Dalam hal ini, maca-sa-lagu merupakan yang tertua yang konon penciptanya adalah para dewa. Lalu, turun kepada pandita Walmiki dan diperbanyak oleh sang pujangga istana Yogiswara dari Kediri. Kategori ini yang sekarang terkenal dengan sebutan tembang gedhe.
Maca-ro juga termasuk tipe tembang gedhé yang mana jumlah bait per pupuh bisa kurang dari empat. Sementara itu, jumlah suku kata dalam setiap bait tidaklah selalu sama. Pembuatnya adalah sang pujangga istana Yogiswara dari Kediri.
Sementara itu, maca-tri menjadi kategori yang ketiga dan termasuk dalam tembang tengahan. Konon penciptanya adalah Resi Wiratmaka, seorang pandita istana Janggala. Lalu, Pangeran Panji Inokartapati dan saudaranya menyempurnakannya.
Jenis terakhir adalah maca-pat-lagu yang selanjutnya mewakili Macapat. Istilah lainnya adalah tembang cilik. Konon, pencipta maca-pat-lagu atau tembang cilik adalah Sunan Bonang dan kemudian turun kepada semua wali.
Perihal Sejarah Tembang Macapat
Tembang Macapat memiliki sejarah yang cukup rumit untuk kita ketahui. Secara umum sejarah macapat ketika merujuk pada pendapat Pegeud tercipta pada akhir masa Majapahit atau sejak hadirnya pengaruh Walisongo. Hanya saja, pendapat Pegeud berlaku kalau hanya untuk tembang macapat di Jawa Tengah.
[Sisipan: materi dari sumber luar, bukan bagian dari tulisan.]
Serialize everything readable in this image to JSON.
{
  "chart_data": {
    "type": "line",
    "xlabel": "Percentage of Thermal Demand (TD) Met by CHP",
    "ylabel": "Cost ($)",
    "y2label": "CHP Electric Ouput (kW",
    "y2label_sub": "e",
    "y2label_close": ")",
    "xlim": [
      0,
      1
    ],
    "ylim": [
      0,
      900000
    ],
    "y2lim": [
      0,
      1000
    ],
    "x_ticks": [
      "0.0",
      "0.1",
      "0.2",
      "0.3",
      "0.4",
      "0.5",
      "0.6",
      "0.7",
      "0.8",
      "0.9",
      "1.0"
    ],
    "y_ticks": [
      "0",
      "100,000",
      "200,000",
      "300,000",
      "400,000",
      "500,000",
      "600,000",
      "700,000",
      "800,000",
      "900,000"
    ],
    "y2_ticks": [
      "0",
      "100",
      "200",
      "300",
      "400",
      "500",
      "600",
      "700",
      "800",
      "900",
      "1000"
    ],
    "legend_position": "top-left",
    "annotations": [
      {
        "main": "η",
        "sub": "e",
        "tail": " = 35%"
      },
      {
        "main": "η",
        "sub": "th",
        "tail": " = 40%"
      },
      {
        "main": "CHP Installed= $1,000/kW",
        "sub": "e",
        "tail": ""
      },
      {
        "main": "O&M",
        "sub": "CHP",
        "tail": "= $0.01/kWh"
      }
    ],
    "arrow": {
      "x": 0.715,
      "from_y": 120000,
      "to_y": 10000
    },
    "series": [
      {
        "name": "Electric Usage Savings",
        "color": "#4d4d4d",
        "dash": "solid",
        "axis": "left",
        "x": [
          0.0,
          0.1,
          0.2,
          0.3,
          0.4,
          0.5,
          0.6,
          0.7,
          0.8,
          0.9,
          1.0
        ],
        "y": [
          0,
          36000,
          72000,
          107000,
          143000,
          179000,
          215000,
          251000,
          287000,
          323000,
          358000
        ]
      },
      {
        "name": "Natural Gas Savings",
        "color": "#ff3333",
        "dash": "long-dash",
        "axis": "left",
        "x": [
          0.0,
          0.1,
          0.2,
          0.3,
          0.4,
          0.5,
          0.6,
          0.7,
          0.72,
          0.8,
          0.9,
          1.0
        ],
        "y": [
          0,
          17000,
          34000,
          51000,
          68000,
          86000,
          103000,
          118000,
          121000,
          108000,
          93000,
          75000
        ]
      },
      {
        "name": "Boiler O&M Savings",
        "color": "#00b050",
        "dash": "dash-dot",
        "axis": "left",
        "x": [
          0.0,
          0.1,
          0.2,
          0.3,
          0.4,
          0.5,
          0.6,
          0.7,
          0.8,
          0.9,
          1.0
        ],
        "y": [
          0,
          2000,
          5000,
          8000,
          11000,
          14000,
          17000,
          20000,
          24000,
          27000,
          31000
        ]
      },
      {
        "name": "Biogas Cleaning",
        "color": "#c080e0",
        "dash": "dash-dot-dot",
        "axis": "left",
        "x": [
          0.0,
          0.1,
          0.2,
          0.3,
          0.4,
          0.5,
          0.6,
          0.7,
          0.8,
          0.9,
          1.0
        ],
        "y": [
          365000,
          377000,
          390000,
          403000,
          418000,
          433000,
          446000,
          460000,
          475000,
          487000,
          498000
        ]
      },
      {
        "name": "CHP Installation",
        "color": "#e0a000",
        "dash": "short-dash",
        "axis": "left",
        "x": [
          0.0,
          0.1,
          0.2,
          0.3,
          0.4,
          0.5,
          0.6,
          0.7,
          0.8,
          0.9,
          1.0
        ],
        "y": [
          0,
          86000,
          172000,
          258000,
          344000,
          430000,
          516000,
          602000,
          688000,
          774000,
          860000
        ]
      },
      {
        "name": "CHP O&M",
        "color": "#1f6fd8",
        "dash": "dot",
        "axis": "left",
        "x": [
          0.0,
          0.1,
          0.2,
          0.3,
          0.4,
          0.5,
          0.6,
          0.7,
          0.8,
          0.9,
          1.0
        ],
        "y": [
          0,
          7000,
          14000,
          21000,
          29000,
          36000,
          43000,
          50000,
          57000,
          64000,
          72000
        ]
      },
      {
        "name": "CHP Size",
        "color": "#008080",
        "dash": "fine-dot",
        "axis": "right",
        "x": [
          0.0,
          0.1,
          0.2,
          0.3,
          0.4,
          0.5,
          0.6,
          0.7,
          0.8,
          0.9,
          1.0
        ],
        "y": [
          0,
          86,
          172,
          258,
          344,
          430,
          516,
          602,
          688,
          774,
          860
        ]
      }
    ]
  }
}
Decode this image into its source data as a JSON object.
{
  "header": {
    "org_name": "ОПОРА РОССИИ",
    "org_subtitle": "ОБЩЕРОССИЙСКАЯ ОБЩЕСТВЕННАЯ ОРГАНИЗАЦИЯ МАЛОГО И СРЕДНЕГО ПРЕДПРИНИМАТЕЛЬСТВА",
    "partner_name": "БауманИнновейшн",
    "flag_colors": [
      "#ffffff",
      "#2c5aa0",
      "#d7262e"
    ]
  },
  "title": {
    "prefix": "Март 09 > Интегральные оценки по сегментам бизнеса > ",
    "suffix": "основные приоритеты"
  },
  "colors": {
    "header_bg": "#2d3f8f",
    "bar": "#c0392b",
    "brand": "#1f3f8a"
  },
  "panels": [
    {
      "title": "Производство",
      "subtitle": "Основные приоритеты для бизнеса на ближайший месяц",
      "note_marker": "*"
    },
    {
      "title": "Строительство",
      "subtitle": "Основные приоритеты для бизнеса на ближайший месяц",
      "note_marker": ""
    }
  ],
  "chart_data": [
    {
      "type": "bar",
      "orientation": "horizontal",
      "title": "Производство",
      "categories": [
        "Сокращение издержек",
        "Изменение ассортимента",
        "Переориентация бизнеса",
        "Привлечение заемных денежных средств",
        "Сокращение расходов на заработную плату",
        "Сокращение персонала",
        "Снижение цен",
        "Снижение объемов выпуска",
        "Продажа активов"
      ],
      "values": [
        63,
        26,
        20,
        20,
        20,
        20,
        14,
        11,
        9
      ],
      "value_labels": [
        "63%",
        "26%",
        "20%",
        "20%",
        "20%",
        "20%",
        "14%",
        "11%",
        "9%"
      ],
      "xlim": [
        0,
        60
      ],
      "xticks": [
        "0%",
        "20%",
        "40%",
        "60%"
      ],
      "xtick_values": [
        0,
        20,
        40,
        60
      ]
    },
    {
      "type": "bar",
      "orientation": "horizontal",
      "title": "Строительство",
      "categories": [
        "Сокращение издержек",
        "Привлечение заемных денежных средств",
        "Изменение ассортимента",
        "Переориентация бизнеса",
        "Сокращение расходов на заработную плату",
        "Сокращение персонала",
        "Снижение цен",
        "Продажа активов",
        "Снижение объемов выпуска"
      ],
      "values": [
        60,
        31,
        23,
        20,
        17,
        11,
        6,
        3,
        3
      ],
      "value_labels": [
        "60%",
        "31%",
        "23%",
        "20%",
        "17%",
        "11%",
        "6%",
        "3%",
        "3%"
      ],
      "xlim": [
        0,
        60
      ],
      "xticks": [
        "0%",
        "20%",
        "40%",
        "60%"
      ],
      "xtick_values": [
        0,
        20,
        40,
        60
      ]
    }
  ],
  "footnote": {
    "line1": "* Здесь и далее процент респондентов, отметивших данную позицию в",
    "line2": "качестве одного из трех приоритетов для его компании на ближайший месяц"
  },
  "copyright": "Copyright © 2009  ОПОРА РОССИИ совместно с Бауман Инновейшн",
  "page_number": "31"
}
Sebab di Jawa Timur dan Bali, sejarah Macapat telah ada sejak sebelum datangnya Agama Islam. Di sisi lain, Purbatjaraka mengatakan bahwa macapat lahir bersamaan Syair Jawa Tengahan. Karseno Saputra pun memperkuat pendapat ini dengan mengatakan:
"Apabila pola metrum yang ada pada tembang macapat sama dengan pola metrum tembang tengahan. Jika tembang macapat tumbuh berkembang sejalan dengan tembang tengahan, maka perkiraan Macapat telah hadir di kalangan masyarakat peminat setidak-tidaknya pada tahun 1541 Masehi"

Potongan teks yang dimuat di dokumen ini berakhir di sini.